Airfoil
Three airfoils were chosen to represent a variety of camber and thickness for NACA 4 digit airfoils. They were evaluated based on the lift coefficient at the highest L/D operating point, the thickness, the drag at operating point, and the width of the Cl/Cd bucket. Each of the standardized NACA airfoils adhere to the design specifications but provide separate benefits in terms of the client requirements. The model airfoil model can be seen on the left. The selection button below shows how we selected the airfoil.
Wing Configuration
Several wing design options were researched and modelled according to the design specifications provided. The models were evaluated based on cost, aesthetics, manufacturability, complexity, and motor mount compatibility. The selected design can be viewed on the left.
Motor Mount
The optimal number of motors along the wing was found to be 12. This relatively large number makes the importance of motor mount design much higher as the impact of a single mount will be multiplied twelve-fold.
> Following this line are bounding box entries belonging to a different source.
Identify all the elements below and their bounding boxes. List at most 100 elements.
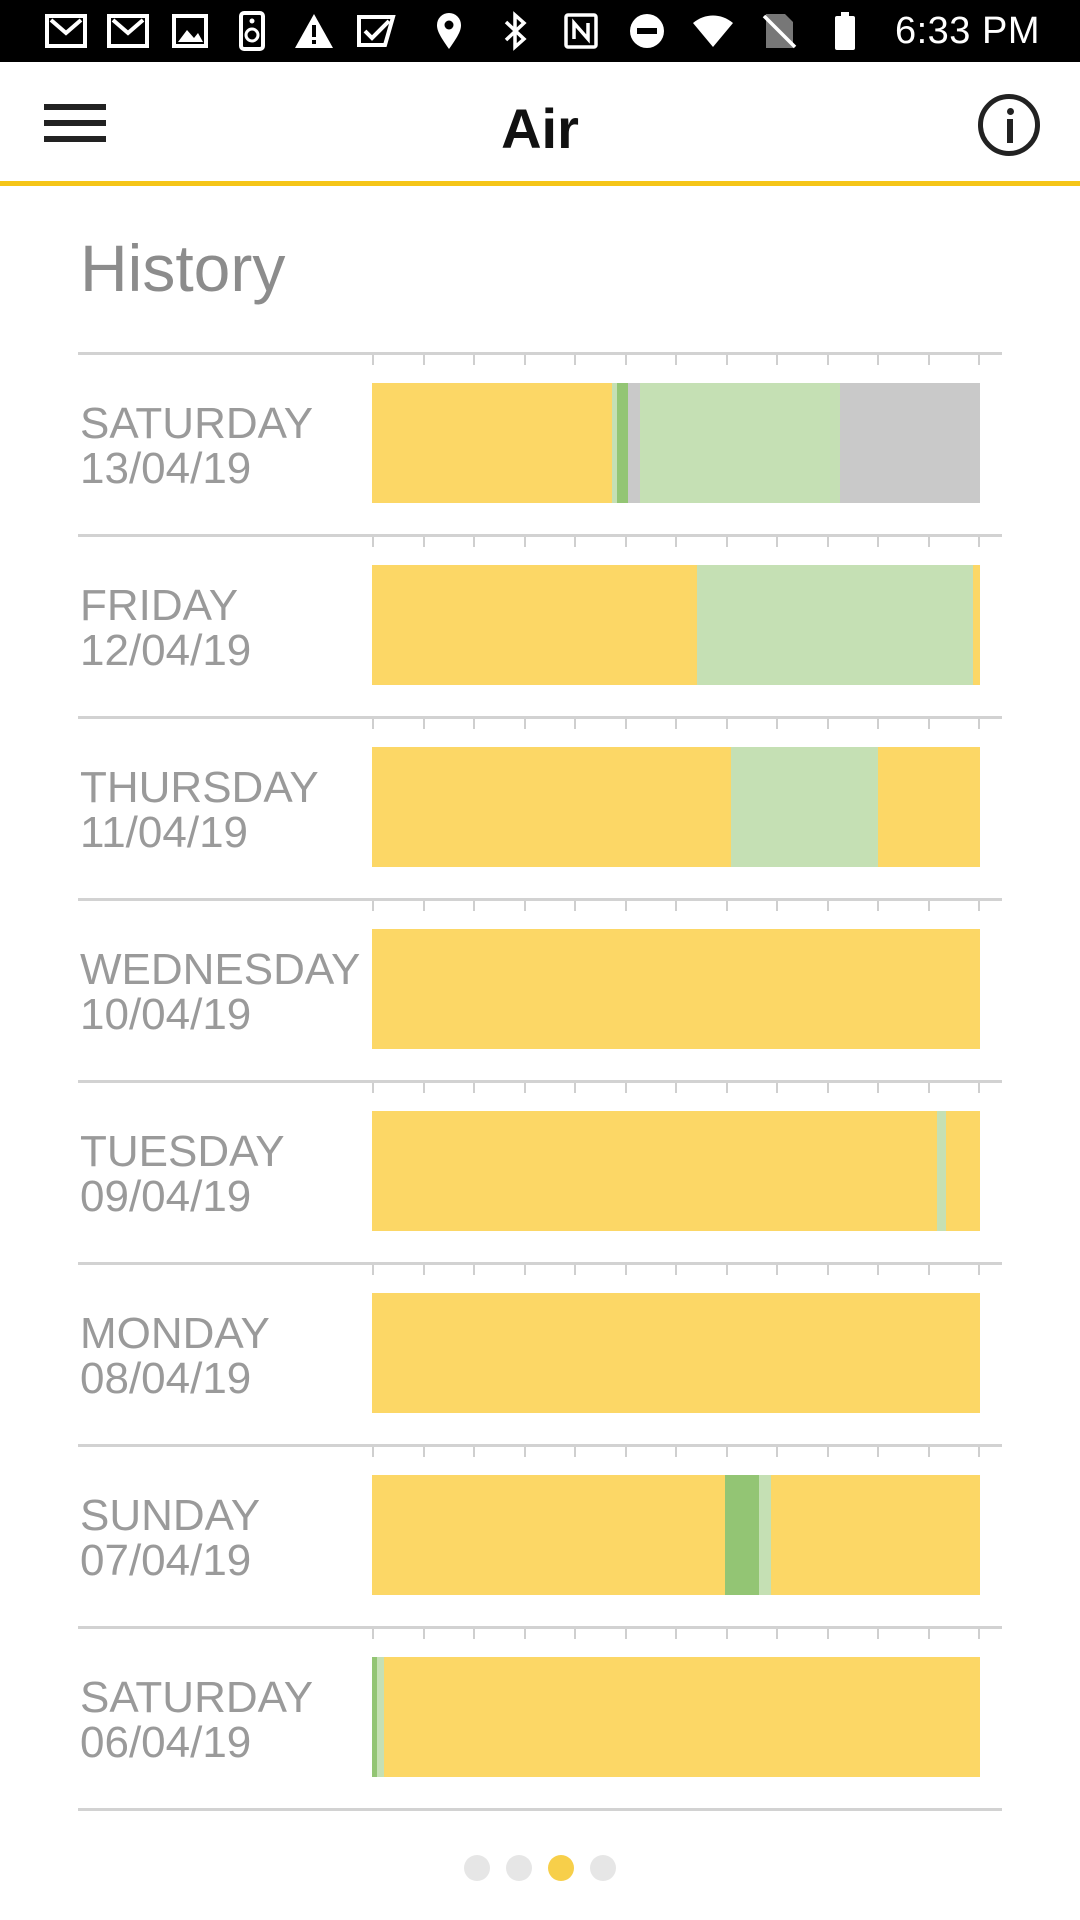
history-row: SATURDAY 13/04/19 xyxy=(78,352,1002,534)
tick-mark xyxy=(473,1265,475,1275)
history-row: TUESDAY 09/04/19 xyxy=(78,1080,1002,1262)
tick-mark xyxy=(776,537,778,547)
timeline-segment-light-green xyxy=(759,1475,772,1595)
tick-mark xyxy=(574,355,576,365)
tick-mark xyxy=(927,1265,930,1275)
page-dot[interactable] xyxy=(590,1855,616,1881)
tick-mark xyxy=(675,355,677,365)
tick-mark xyxy=(372,1447,374,1457)
timeline-segment-light-green xyxy=(376,1657,385,1777)
tick-mark xyxy=(675,901,677,911)
day-label: WEDNESDAY 10/04/19 xyxy=(80,947,360,1037)
timeline-ticks xyxy=(372,1629,984,1639)
tick-mark xyxy=(624,355,627,365)
tick-mark xyxy=(927,1629,930,1639)
tick-mark xyxy=(473,355,475,365)
wifi-icon xyxy=(691,11,735,51)
day-label: SATURDAY 13/04/19 xyxy=(80,401,313,491)
gmail-icon xyxy=(106,11,150,51)
tick-mark xyxy=(372,901,374,911)
day-name: FRIDAY xyxy=(80,581,239,630)
timeline-segment-light-green xyxy=(612,383,618,503)
timeline-segment-gray xyxy=(627,383,640,503)
air-quality-timeline-bar[interactable] xyxy=(372,383,980,503)
timeline-ticks xyxy=(372,1447,984,1457)
day-name: MONDAY xyxy=(80,1309,270,1358)
tick-mark xyxy=(725,1265,728,1275)
tick-mark xyxy=(776,355,778,365)
tick-mark xyxy=(675,719,677,729)
tick-mark xyxy=(523,719,526,729)
air-quality-timeline-bar[interactable] xyxy=(372,929,980,1049)
tick-mark xyxy=(624,719,627,729)
air-quality-timeline-bar[interactable] xyxy=(372,1293,980,1413)
timeline-segment-light-green xyxy=(697,565,973,685)
air-quality-timeline-bar[interactable] xyxy=(372,747,980,867)
timeline-segment-yellow xyxy=(877,747,980,867)
gmail-icon xyxy=(44,11,88,51)
tick-mark xyxy=(978,1447,980,1457)
nfc-icon xyxy=(559,11,603,51)
timeline-segment-yellow xyxy=(771,1475,980,1595)
tick-mark xyxy=(574,1447,576,1457)
check-icon xyxy=(354,11,398,51)
timeline-segment-yellow xyxy=(972,565,980,685)
day-label: THURSDAY 11/04/19 xyxy=(80,765,319,855)
tick-mark xyxy=(372,1083,374,1093)
tick-mark xyxy=(927,901,930,911)
tick-mark xyxy=(826,719,829,729)
tick-mark xyxy=(927,1083,930,1093)
tick-mark xyxy=(422,355,425,365)
timeline-segment-yellow xyxy=(372,565,698,685)
timeline-segment-green xyxy=(372,1657,377,1777)
tick-mark xyxy=(473,1447,475,1457)
tick-mark xyxy=(927,355,930,365)
timeline-segment-light-green xyxy=(937,1111,946,1231)
tick-mark xyxy=(422,1629,425,1639)
page-dot[interactable] xyxy=(506,1855,532,1881)
app-bar: Air xyxy=(0,62,1080,186)
timeline-segment-light-green xyxy=(639,383,841,503)
day-name: SUNDAY xyxy=(80,1491,261,1540)
tick-mark xyxy=(473,1083,475,1093)
tick-mark xyxy=(473,1629,475,1639)
day-date: 11/04/19 xyxy=(80,808,249,857)
air-quality-timeline-bar[interactable] xyxy=(372,1657,980,1777)
day-label: TUESDAY 09/04/19 xyxy=(80,1129,285,1219)
tick-mark xyxy=(675,1083,677,1093)
history-row: SATURDAY 06/04/19 xyxy=(78,1626,1002,1811)
air-quality-timeline-bar[interactable] xyxy=(372,565,980,685)
tick-mark xyxy=(776,719,778,729)
tick-mark xyxy=(422,901,425,911)
tick-mark xyxy=(826,1447,829,1457)
day-date: 12/04/19 xyxy=(80,626,252,675)
hamburger-menu-icon[interactable] xyxy=(40,98,110,148)
tick-mark xyxy=(725,355,728,365)
timeline-ticks xyxy=(372,537,984,547)
air-quality-timeline-bar[interactable] xyxy=(372,1111,980,1231)
tick-mark xyxy=(372,1629,374,1639)
day-label: SUNDAY 07/04/19 xyxy=(80,1493,260,1583)
tick-mark xyxy=(523,1629,526,1639)
tick-mark xyxy=(624,1629,627,1639)
tick-mark xyxy=(877,537,879,547)
tick-mark xyxy=(624,901,627,911)
tick-mark xyxy=(523,355,526,365)
tick-mark xyxy=(523,901,526,911)
tick-mark xyxy=(473,537,475,547)
system-icons: 6:33 PM xyxy=(427,10,1040,53)
page-dot[interactable] xyxy=(464,1855,490,1881)
timeline-segment-yellow xyxy=(372,747,731,867)
tick-mark xyxy=(624,1265,627,1275)
page-dot[interactable] xyxy=(548,1855,574,1881)
air-quality-timeline-bar[interactable] xyxy=(372,1475,980,1595)
tick-mark xyxy=(725,719,728,729)
timeline-ticks xyxy=(372,1083,984,1093)
history-row: THURSDAY 11/04/19 xyxy=(78,716,1002,898)
tick-mark xyxy=(574,1629,576,1639)
tick-mark xyxy=(877,1629,879,1639)
info-icon[interactable] xyxy=(978,94,1040,156)
tick-mark xyxy=(725,1083,728,1093)
tick-mark xyxy=(978,1629,980,1639)
tick-mark xyxy=(574,901,576,911)
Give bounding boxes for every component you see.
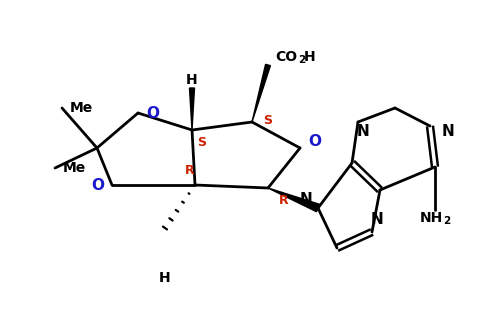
Text: H: H bbox=[304, 50, 316, 64]
Text: H: H bbox=[159, 271, 171, 285]
Text: S: S bbox=[264, 114, 273, 127]
Text: O: O bbox=[308, 135, 321, 150]
Text: Me: Me bbox=[70, 101, 93, 115]
Text: NH: NH bbox=[420, 211, 443, 225]
Polygon shape bbox=[190, 88, 195, 130]
Text: Me: Me bbox=[63, 161, 86, 175]
Text: 2: 2 bbox=[443, 216, 451, 226]
Text: 2: 2 bbox=[298, 55, 306, 65]
Text: N: N bbox=[357, 125, 369, 140]
Polygon shape bbox=[252, 64, 271, 122]
Text: H: H bbox=[186, 73, 198, 87]
Text: R: R bbox=[279, 193, 289, 206]
Text: S: S bbox=[198, 136, 207, 149]
Text: N: N bbox=[371, 212, 383, 227]
Text: CO: CO bbox=[275, 50, 297, 64]
Text: O: O bbox=[91, 177, 104, 192]
Text: N: N bbox=[442, 124, 455, 139]
Text: N: N bbox=[300, 192, 312, 207]
Text: R: R bbox=[185, 165, 195, 177]
Polygon shape bbox=[268, 188, 319, 212]
Text: O: O bbox=[146, 106, 159, 121]
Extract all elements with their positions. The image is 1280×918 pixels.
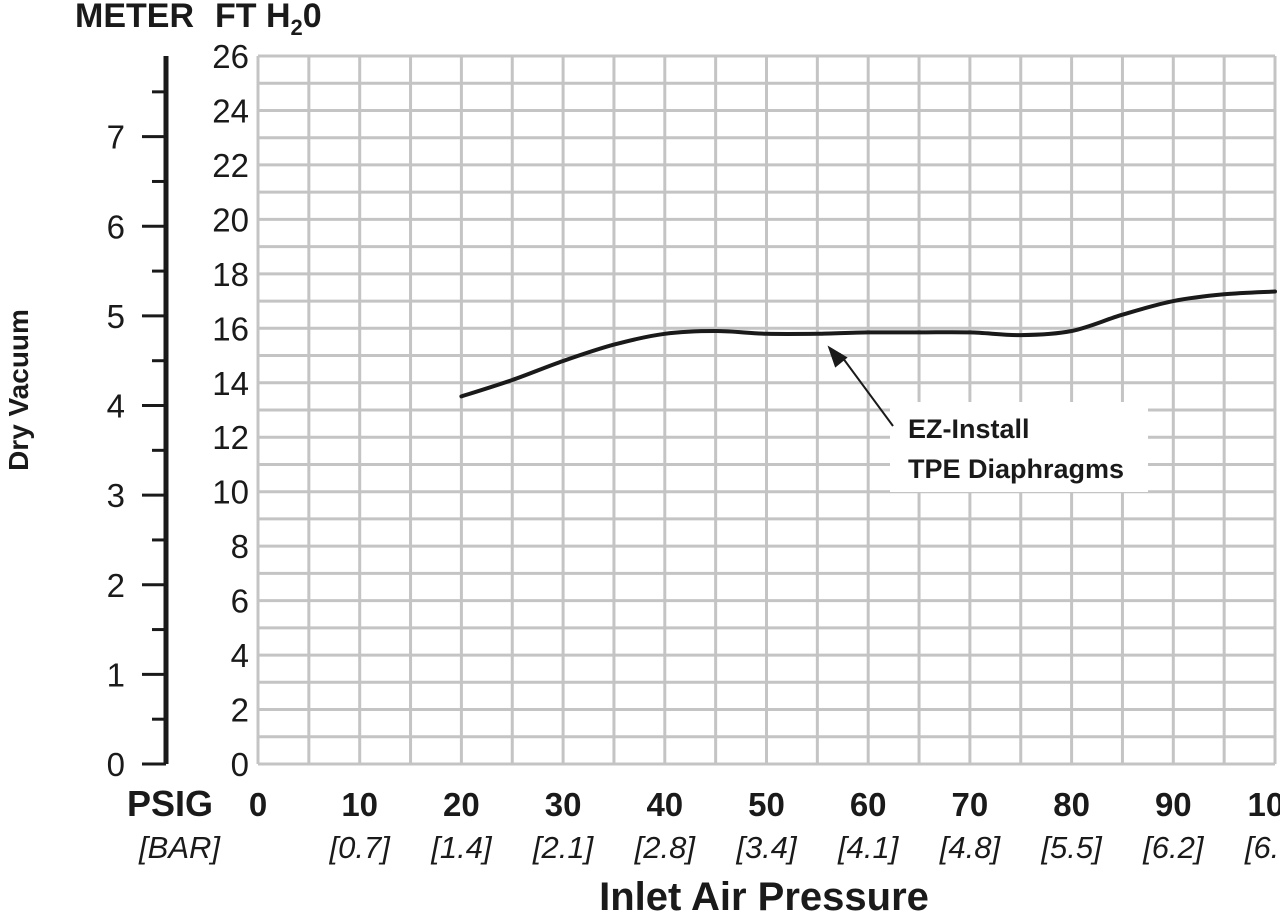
meter-tick-label: 2 xyxy=(107,567,125,604)
y-unit-label-ft-h2o: FT H20 xyxy=(215,0,322,40)
bar-tick-label: [2.8] xyxy=(634,830,697,865)
bar-tick-label: [6.2] xyxy=(1142,830,1205,865)
ft-tick-label: 0 xyxy=(231,746,249,783)
x-tick-label: 20 xyxy=(443,786,480,823)
ft-tick-label: 4 xyxy=(231,637,249,674)
series-line xyxy=(459,289,1277,399)
axes xyxy=(142,56,169,766)
x-tick-label: 70 xyxy=(952,786,989,823)
ft-tick-label: 10 xyxy=(212,474,249,511)
y-unit-label-ft-part: FT H xyxy=(215,0,291,35)
x-unit-label-bar: [BAR] xyxy=(138,830,221,865)
x-unit-label-psig: PSIG xyxy=(127,783,213,824)
meter-tick-label: 3 xyxy=(107,477,125,514)
x-tick-label: 50 xyxy=(748,786,785,823)
ft-tick-label: 2 xyxy=(231,692,249,729)
x-tick-label: 30 xyxy=(545,786,582,823)
annotation-layer: EZ-Install TPE Diaphragms xyxy=(827,345,1148,492)
ft-tick-label: 18 xyxy=(212,256,249,293)
y-axis-title: Dry Vacuum xyxy=(3,309,34,471)
bar-tick-label: [4.1] xyxy=(837,830,900,865)
y-unit-label-sub: 2 xyxy=(291,15,303,40)
meter-tick-label: 6 xyxy=(107,208,125,245)
x-tick-label: 0 xyxy=(249,786,267,823)
bar-tick-label: [4.8] xyxy=(939,830,1002,865)
ft-tick-label: 24 xyxy=(212,92,249,129)
meter-tick-label: 4 xyxy=(107,388,125,425)
annotation-label: TPE Diaphragms xyxy=(908,454,1124,484)
annotation-box xyxy=(890,402,1148,492)
meter-tick-label: 0 xyxy=(107,746,125,783)
ft-tick-label: 14 xyxy=(212,365,249,402)
x-tick-label: 40 xyxy=(646,786,683,823)
plot-grid xyxy=(256,54,1277,766)
x-axis-title: Inlet Air Pressure xyxy=(599,875,929,918)
y-unit-label-meter: METER xyxy=(75,0,194,35)
bar-tick-label: [1.4] xyxy=(430,830,493,865)
x-tick-label: 10 xyxy=(341,786,378,823)
meter-tick-label: 1 xyxy=(107,656,125,693)
annotation-arrow-line xyxy=(838,352,894,427)
ft-tick-label: 16 xyxy=(212,310,249,347)
x-tick-label: 100 xyxy=(1247,786,1280,823)
annotation-label: EZ-Install xyxy=(908,414,1030,444)
bar-tick-label: [0.7] xyxy=(329,830,392,865)
ft-tick-label: 22 xyxy=(212,147,249,184)
ft-tick-label: 12 xyxy=(212,419,249,456)
x-tick-label: 80 xyxy=(1053,786,1090,823)
x-tick-label: 60 xyxy=(850,786,887,823)
x-tick-label: 90 xyxy=(1155,786,1192,823)
series-layer xyxy=(459,289,1277,399)
meter-tick-label: 5 xyxy=(107,298,125,335)
y-unit-label-end: 0 xyxy=(303,0,322,35)
meter-tick-label: 7 xyxy=(107,119,125,156)
bar-tick-label: [5.5] xyxy=(1040,830,1103,865)
ft-tick-label: 8 xyxy=(231,528,249,565)
ft-tick-label: 6 xyxy=(231,583,249,620)
bar-tick-label: [6.9] xyxy=(1244,830,1280,865)
ft-tick-label: 20 xyxy=(212,201,249,238)
bar-tick-label: [2.1] xyxy=(532,830,595,865)
annotation-arrowhead xyxy=(827,345,848,368)
ft-tick-label: 26 xyxy=(212,38,249,75)
bar-tick-label: [3.4] xyxy=(735,830,798,865)
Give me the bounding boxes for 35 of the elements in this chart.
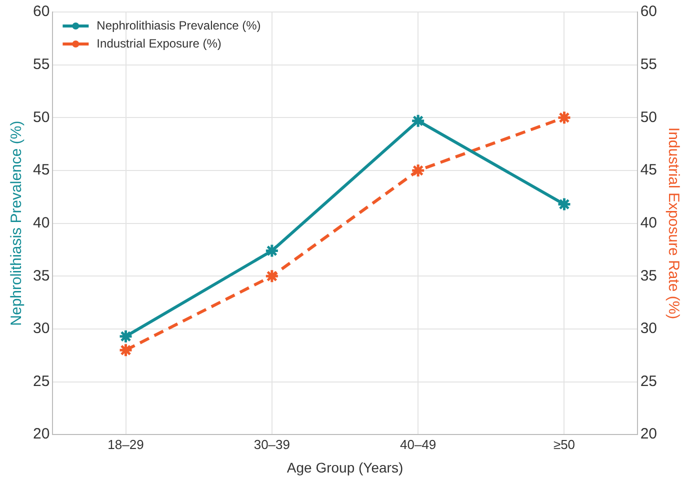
y-tick-label: 50 <box>32 108 50 126</box>
y2-tick-label: 45 <box>640 162 658 179</box>
x-tick-label: 40–49 <box>400 436 436 452</box>
y2-tick-label: 25 <box>640 372 658 390</box>
y-tick-label: 35 <box>32 267 50 284</box>
point <box>264 268 280 284</box>
x-tick-label: ≥50 <box>553 436 576 452</box>
y-tick-label: 30 <box>32 320 50 338</box>
legend-label: Industrial Exposure (%) <box>96 36 222 50</box>
y2-tick-label: 20 <box>640 426 658 443</box>
point <box>264 244 280 258</box>
y-tick-label: 45 <box>32 162 50 179</box>
y2-tick-label: 35 <box>640 267 658 284</box>
y2-tick-label: 30 <box>640 320 658 338</box>
y2-tick-label: 50 <box>640 108 658 126</box>
point <box>118 329 134 344</box>
y2-tick-label: 60 <box>640 3 658 20</box>
y2-tick-label: 40 <box>640 214 658 232</box>
y2-axis-title: Industrial Exposure Rate (%) <box>664 127 682 320</box>
y-tick-label: 25 <box>32 372 50 390</box>
point <box>118 342 134 358</box>
y-tick-label: 40 <box>32 214 50 232</box>
point <box>556 197 572 212</box>
y-tick-label: 20 <box>32 426 50 443</box>
y-tick-label: 55 <box>32 56 50 73</box>
x-axis-title: Age Group (Years) <box>286 459 404 476</box>
y2-tick-label: 55 <box>640 56 658 73</box>
y-tick-label: 60 <box>32 3 50 20</box>
legend-label: Nephrolithiasis Prevalence (%) <box>96 18 261 32</box>
x-tick-label: 18–29 <box>108 436 144 452</box>
x-tick-label: 30–39 <box>254 436 290 452</box>
point <box>556 110 572 125</box>
point <box>410 114 426 128</box>
point <box>410 163 426 178</box>
y-axis-title: Nephrolithiasis Prevalence (%) <box>8 120 26 326</box>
It was found that the optimal rotor hub location relative to the leading edge of the wing is half of the blade radius. It was requested by the client that multiple propeller sizes are tested, which will require a mount that can optimally locate a variety of prop sizes. To the left is the final design that our team modelled.
Test Setup
The test set up consisted of mounting the wing and electrical components to a vehicle for car top testing of the wing. The requirements laid out by CFAR stated that the wing must be located approximately a meter above the roof to reach “clean” airflow. The car mount must be able to support the wing while the vehicle is travelling about 30 km/h, be easy to assemble and disassemble, and must mount to roof rack bars. CFAR also requested an economic design to allow for the major budget be focused upon the wing and electronics design. The car top mount was a simple wooden design and can be seen in the images on the final prototype page.